1-4 Reliability of Recovery Operation for Reactor Trip Failure

-Evaluation of “MONJU” Accident Management by Employing Probabilistic Safety Assessment Technique-

Fig.1-10 Schematic diagram of reactor trip AM

Fig.1-10 Schematic diagram of reactor trip AM

Operators can safely trip a reactor by following the AM procedures shown in this figure.

 

Fig.1-11 Inlet sodium temperature PHTS pump in the case of ULOHS

Fig.1-11 Inlet sodium temperature PHTS pump in the case of ULOHS

Operators get about 8 min to perform de-energizing of the control rod electromagnet in ULOHS.

 

Table 1-1 Simulator training results

*Blind test results were adjusted using the differences of the average informed test results.

Table 1-1 Simulator training results

 

Fig.1-12 ATWS frequency reduction owing to reactor trip AM operation

Fig.1-12 ATWS frequency reduction owing to reactor trip AM operation

This AM is ineffective in control-rod-insertion failure because as a result of its short allowed time, all ATWS frequency decreased by 50%.

This section describes a method and an application of quantitative evaluation of accident management (AM) reliability for the “MONJU” fast breeder reactor in the event of a reactor trip failure, as shown in Fig.1-10; this evaluation is based on the probabilistic safety assessment (PSA) technique. There are two types of event sequence categories of Anticipated Transient Without Scram (ATWS): failure of reactor trip breakers’ opening function and control-rod-insertion function. Therefore, Primary Heat Transport System (PHTS) pump operation is maintained, and reactor-trip AM reliability can be expected to be high in the former case because this case has longer allowable time than other cases.

Using the present method, the allowable time can be estimated on the basis of plant-transient-response analysis using the Super-COPD code that was developed for use in obtaining the best estimates of the plant dynamics of “MONJU”. In this allowable-time estimation, the temperature is considered to be 650 °C, which is the potential sodium temperature corresponding to PHTS pump failure. The assumed AM operating procedure in the analysis condition only involves de-energizing of the control rod holding electromagnet because this procedure can be performed in the main control room. The probability of failure of an operator involved in AM, within the allowable time was estimated on the basis of the time records obtained from simulator trainings, as shown in Table 1-1.

Application of this method in “MONJU” resulted in the estimation that the allowable time for an Unprotected Loss-Of-Heat Sink (ULOHS) event that is a representative ATWS event sequence would be about 8 min as shown in Fig.1-11, and this estimated allowable time was more than the longest observed allowable time of 5 min even after considering the uncertainty of the analysis conditions.

The operation failure probability would be less than 0.1 even after taking the uncertainty into consideration. The reliability of the de-energizing operation in an ULOHS event that is initiated by the failure of a reactor trip breaker to open can be evaluated quantitatively from these estimation results.

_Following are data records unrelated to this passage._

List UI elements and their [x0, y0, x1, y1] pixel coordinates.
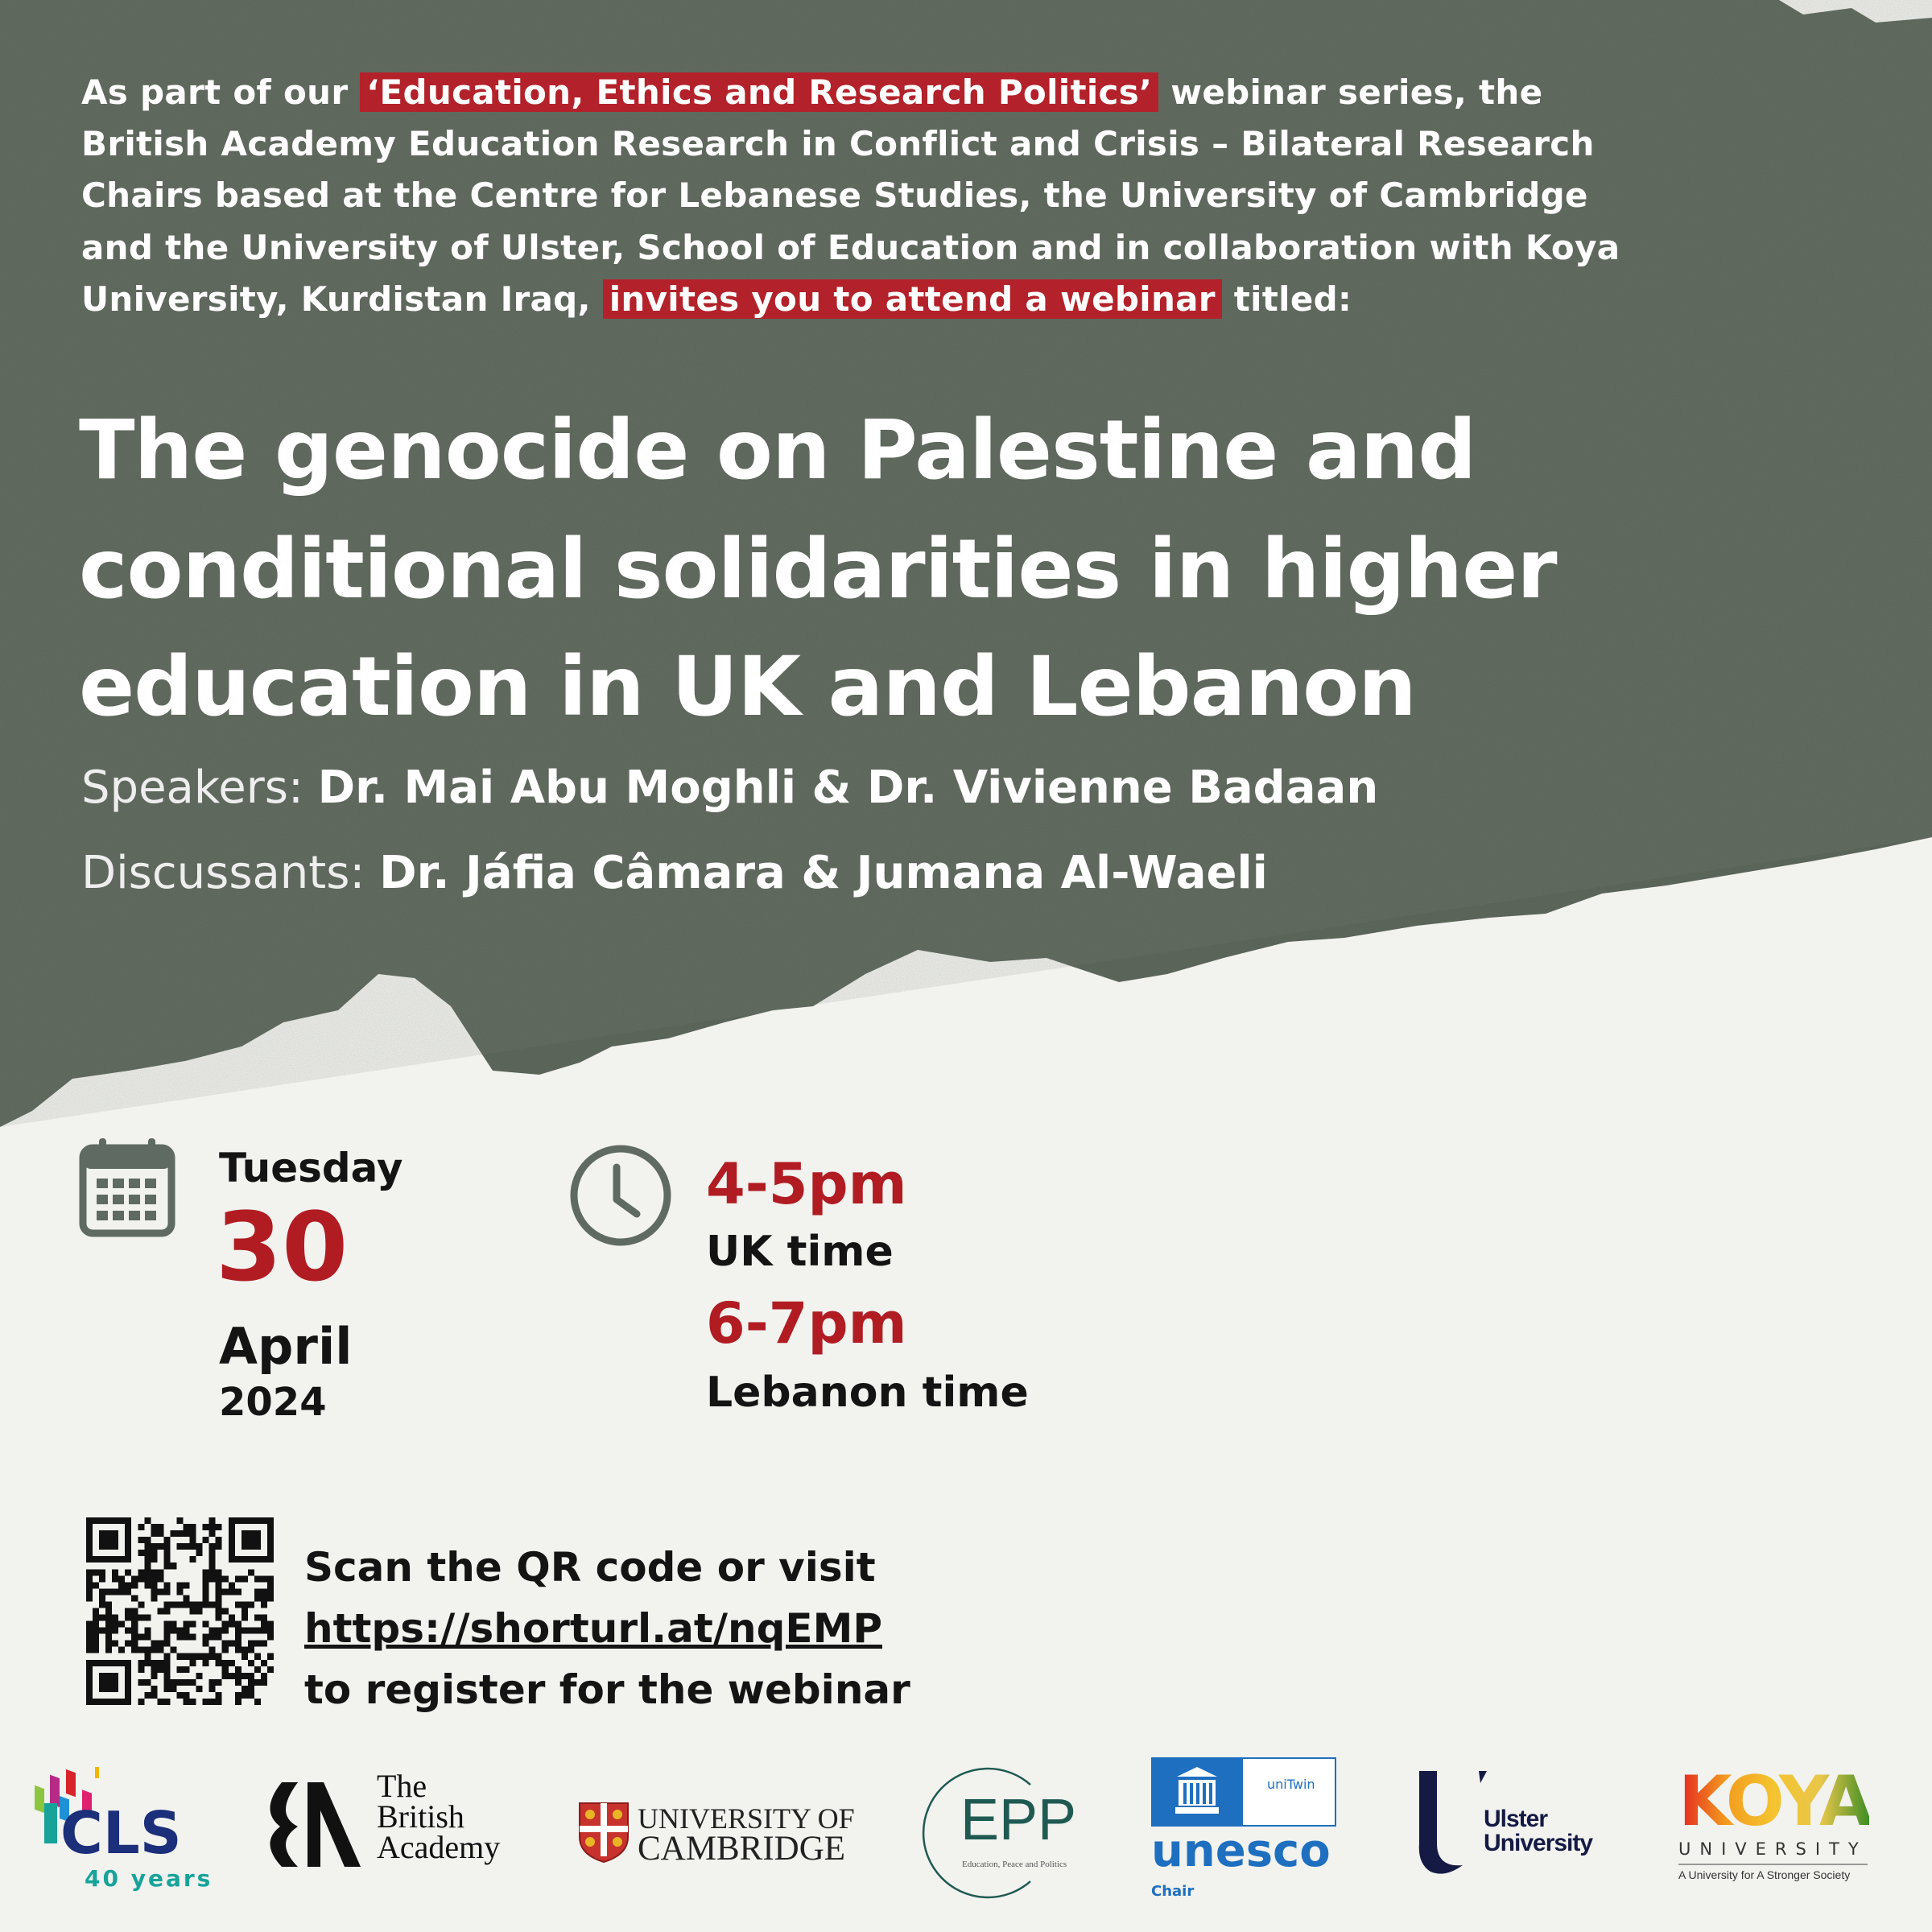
epp-sub: Education, Peace and Politics: [962, 1860, 1067, 1869]
lebanon-time: 6-7pm: [706, 1290, 907, 1356]
unitwin-text: uniTwin: [1267, 1777, 1315, 1792]
uk-time: 4-5pm: [706, 1151, 907, 1217]
epp-logo: EPP Education, Peace and Politics: [922, 1765, 1099, 1901]
speakers-label: Speakers:: [81, 762, 318, 814]
intro-line-2: British Academy Education Research in Co…: [81, 124, 1595, 163]
koya-line2: UNIVERSITY: [1678, 1839, 1868, 1865]
ba-line1: The: [377, 1768, 427, 1804]
epp-ring: [922, 1767, 1031, 1899]
speakers: Speakers: Dr. Mai Abu Moghli & Dr. Vivie…: [81, 762, 1378, 814]
intro-text: titled:: [1221, 279, 1352, 319]
date-month: April: [219, 1317, 353, 1376]
koya-logo: KOYA UNIVERSITY A University for A Stron…: [1678, 1761, 1888, 1889]
unesco-logo: uniTwin unesco Chair: [1151, 1757, 1344, 1902]
register-note: to register for the webinar: [304, 1666, 910, 1713]
discussants-names: Dr. Jáfia Câmara & Jumana Al-Waeli: [379, 847, 1268, 899]
date-year: 2024: [219, 1380, 327, 1425]
ulster-line1: Ulster: [1484, 1806, 1548, 1832]
unitwin-panel: uniTwin: [1243, 1759, 1335, 1825]
date-day: 30: [216, 1191, 349, 1302]
cls-logo-mark: [35, 1767, 99, 1843]
cls-logo: CLS 40 years: [24, 1751, 225, 1896]
register-instruction: Scan the QR code or visit: [304, 1544, 876, 1591]
title-line-3: education in UK and Lebanon: [79, 639, 1417, 735]
intro-line-4: and the University of Ulster, School of …: [81, 228, 1620, 267]
cambridge-line2: CAMBRIDGE: [638, 1830, 846, 1868]
ulster-line2: University: [1484, 1830, 1593, 1856]
british-academy-mark: [270, 1782, 361, 1867]
ba-line2: British: [377, 1798, 464, 1835]
cambridge-line1: UNIVERSITY OF: [638, 1802, 855, 1835]
cambridge-crest: [579, 1802, 629, 1864]
epp-name: EPP: [960, 1788, 1077, 1852]
unesco-temple-icon: [1175, 1767, 1219, 1814]
intro-text: University, Kurdistan Iraq,: [81, 279, 603, 319]
uk-time-label: UK time: [706, 1228, 894, 1276]
discussants: Discussants: Dr. Jáfia Câmara & Jumana A…: [81, 847, 1268, 899]
register-link[interactable]: https://shorturl.at/nqEMP: [304, 1605, 882, 1652]
clock-icon: [570, 1145, 671, 1246]
title-line-2: conditional solidarities in higher: [79, 522, 1558, 617]
intro-line-1: As part of our ‘Education, Ethics and Re…: [81, 72, 1542, 112]
date-weekday: Tuesday: [219, 1145, 403, 1191]
qr-modules: [86, 1517, 274, 1705]
calendar-icon: [79, 1138, 175, 1237]
intro-line-5: University, Kurdistan Iraq, invites you …: [81, 279, 1352, 319]
intro-text: webinar series, the: [1158, 72, 1543, 112]
koya-tagline: A University for A Stronger Society: [1678, 1868, 1851, 1881]
ba-line3: Academy: [377, 1829, 501, 1865]
ulster-logo: Ulster University: [1413, 1767, 1622, 1880]
british-academy-logo: The British Academy: [266, 1768, 523, 1884]
series-highlight: ‘Education, Ethics and Research Politics…: [360, 72, 1159, 112]
intro-text: As part of our: [81, 72, 361, 112]
intro-line-3: Chairs based at the Centre for Lebanese …: [81, 175, 1588, 215]
invite-highlight: invites you to attend a webinar: [602, 279, 1222, 319]
unesco-banner: uniTwin: [1151, 1757, 1336, 1827]
speakers-names: Dr. Mai Abu Moghli & Dr. Vivienne Badaan: [317, 762, 1379, 814]
unesco-sub: Chair: [1151, 1883, 1195, 1900]
qr-code[interactable]: [86, 1517, 274, 1705]
koya-name: KOYA: [1678, 1761, 1872, 1842]
cls-sub: 40 years: [85, 1865, 213, 1892]
lebanon-time-label: Lebanon time: [706, 1368, 1029, 1417]
title-line-1: The genocide on Palestine and: [79, 402, 1476, 498]
unesco-name: unesco: [1151, 1825, 1331, 1877]
ulster-u-mark: [1418, 1771, 1487, 1874]
cls-name: CLS: [60, 1799, 182, 1867]
discussants-label: Discussants:: [81, 847, 380, 899]
cambridge-logo: UNIVERSITY OF CAMBRIDGE: [578, 1802, 876, 1866]
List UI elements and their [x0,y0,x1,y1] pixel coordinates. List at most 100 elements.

Using the abovementioned information, it is shown that in the case of a level-1 PSA, the total frequency of ATWS that is core damage accompanying a reactor trip failure at “MONJU” could be decreased by at least 50% by reactor trip AM even after considering the uncertainty, as shown in Fig.1-12. Thus, the reactor trip AM reliability is verified.


Reference
Sotsu, M. et al., Assessment of FBR MONJU Accident Management Reliability in Causing Reactor Trips, Journal of Nuclear Science and Technology, vol.47, no.10, 2010, p.867-883.